Reputation: 1618
Helping a friend with some inherited code in a propietary tool.
Neither of us are too familiar with Python or Regex.
In the code below, the degF regex matches 2 groups when I use Pythex (http://pythex.org/) but returns None. What am I doing wrong?
# This Python file uses the following encoding: utf-8
import os, sys
import re
testString = "Friday: Thundery Shower, Maximum Temperature: 27°C (81°F) Minimum Temperature: 17°C (63°F)"
t = re.match("^([^:]+):\s*([^,]+)", testString)
degF = re.match("^(\d+.F\))", testString)
print t . # _sre.SRE_Match object
print t.group(1) # Friday
print t.group(2) # Thundery Shower
print degF # None
# print "Max temp " + degF.group(1)
# print "Min temp " + degF.group(2)
Upvotes: 1
Views: 73
Reputation: 89557
Your string contains characters out of the ASCII range that are encoded with two bytes (in UTF-8), but your string isn't defined as an unicode string and the grapheme °
is seen as 2 different characters.
If you want the dot to match °
as a single grapheme, you need to define your string as a unicode string:
testString = u"Friday: Thundery Shower, Maximum Temperature: 27°C (81°F) Minimum Temperature: 17°C (63°F)"
Then the pattern \d+.F
will match without any problem.
Upvotes: 1
Reputation: 626835
You used .
in your pattern to match a degree symbol. However, a .
matches a single byte, while °
is in fact two bytes long:
print len('°') # => 2
So, you may just use °
instead of .
in your degF
pattern (or \W*
to match zero or more non-word chars, i.e. r"(\d+\W+F)\)"
), use re.search
everywhere and remove the ^
if you do not plan to match only at the start of the string:
degF = re.findall(r"(\d+°F)\)", testString)

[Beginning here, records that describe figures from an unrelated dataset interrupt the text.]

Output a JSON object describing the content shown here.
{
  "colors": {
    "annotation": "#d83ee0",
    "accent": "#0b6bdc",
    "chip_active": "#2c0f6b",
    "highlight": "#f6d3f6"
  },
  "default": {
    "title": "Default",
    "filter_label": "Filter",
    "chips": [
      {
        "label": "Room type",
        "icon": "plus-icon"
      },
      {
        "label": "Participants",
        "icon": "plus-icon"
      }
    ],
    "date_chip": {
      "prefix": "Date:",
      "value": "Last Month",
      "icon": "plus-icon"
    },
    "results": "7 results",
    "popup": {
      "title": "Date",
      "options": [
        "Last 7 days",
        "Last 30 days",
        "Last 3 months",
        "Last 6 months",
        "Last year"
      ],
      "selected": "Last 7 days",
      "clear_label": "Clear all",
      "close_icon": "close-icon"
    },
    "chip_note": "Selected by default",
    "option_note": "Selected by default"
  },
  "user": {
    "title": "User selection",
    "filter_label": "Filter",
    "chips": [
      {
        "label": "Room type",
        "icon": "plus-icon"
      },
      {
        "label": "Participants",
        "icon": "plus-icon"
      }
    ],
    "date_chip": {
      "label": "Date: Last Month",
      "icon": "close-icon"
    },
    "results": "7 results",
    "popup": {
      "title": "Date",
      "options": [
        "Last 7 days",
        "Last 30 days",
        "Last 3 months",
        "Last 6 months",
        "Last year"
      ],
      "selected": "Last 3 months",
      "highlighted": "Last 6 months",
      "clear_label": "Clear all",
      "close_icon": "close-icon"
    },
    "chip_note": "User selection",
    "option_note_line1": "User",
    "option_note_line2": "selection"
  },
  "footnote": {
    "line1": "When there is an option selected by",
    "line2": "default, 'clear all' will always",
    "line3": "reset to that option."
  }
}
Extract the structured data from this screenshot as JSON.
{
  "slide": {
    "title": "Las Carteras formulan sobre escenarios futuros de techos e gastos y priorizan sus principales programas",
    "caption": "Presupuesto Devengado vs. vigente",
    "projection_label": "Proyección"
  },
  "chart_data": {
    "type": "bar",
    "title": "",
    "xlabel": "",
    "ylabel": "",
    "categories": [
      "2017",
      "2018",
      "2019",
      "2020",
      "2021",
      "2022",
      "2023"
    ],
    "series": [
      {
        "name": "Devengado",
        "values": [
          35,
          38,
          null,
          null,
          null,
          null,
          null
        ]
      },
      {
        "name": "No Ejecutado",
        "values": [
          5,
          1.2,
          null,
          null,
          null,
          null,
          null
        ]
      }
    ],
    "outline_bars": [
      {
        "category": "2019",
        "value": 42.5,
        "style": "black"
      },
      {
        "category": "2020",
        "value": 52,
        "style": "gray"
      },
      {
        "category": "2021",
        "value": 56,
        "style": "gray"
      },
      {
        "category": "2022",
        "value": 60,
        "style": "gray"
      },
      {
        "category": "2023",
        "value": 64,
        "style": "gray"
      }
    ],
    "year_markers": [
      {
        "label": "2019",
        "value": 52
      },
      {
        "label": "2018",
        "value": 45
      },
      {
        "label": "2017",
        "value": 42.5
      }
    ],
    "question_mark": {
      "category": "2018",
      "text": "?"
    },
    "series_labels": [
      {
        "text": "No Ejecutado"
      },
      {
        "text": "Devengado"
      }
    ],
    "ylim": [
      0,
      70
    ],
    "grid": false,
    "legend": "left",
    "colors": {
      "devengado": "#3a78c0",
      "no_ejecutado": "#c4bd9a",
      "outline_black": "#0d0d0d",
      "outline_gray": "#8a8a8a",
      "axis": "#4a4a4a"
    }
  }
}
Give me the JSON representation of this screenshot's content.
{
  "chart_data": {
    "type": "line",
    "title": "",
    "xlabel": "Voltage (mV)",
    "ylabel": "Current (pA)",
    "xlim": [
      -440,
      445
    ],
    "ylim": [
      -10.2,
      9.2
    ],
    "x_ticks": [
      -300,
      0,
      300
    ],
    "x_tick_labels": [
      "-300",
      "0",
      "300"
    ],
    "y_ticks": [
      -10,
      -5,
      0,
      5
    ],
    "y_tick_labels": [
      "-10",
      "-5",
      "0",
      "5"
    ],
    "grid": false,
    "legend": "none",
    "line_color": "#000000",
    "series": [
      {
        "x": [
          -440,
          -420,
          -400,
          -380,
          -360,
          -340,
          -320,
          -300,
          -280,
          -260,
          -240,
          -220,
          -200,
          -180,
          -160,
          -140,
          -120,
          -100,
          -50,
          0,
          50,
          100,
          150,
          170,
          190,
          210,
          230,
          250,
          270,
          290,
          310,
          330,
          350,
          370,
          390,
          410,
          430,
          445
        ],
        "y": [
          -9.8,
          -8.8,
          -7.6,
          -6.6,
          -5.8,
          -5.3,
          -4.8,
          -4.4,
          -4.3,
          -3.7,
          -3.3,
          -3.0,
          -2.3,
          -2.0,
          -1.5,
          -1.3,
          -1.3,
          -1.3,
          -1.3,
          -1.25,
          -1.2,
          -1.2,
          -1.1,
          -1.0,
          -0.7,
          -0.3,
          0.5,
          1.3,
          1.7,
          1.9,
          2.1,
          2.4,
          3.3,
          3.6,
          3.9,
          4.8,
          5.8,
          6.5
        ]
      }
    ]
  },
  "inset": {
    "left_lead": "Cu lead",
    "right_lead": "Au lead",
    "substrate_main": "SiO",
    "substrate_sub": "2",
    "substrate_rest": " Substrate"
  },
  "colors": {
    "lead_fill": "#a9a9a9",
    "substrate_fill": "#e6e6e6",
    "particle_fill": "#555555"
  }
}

print(degF) # => ['81\xc2\xb0F', '63\xc2\xb0F']
See the Python demo
You may shift the unescaped )
to right after \d+
to only match whole numbers. You may change \d
to \d[\d.]*
to match float or integer numbers.
Upvotes: 2
Reputation: 12927
Your regexp here begins with ^
(and additionally re.match
matches only at the beginning of string), but your testString
doesn't begin with a sequence of digits.
Upvotes: 2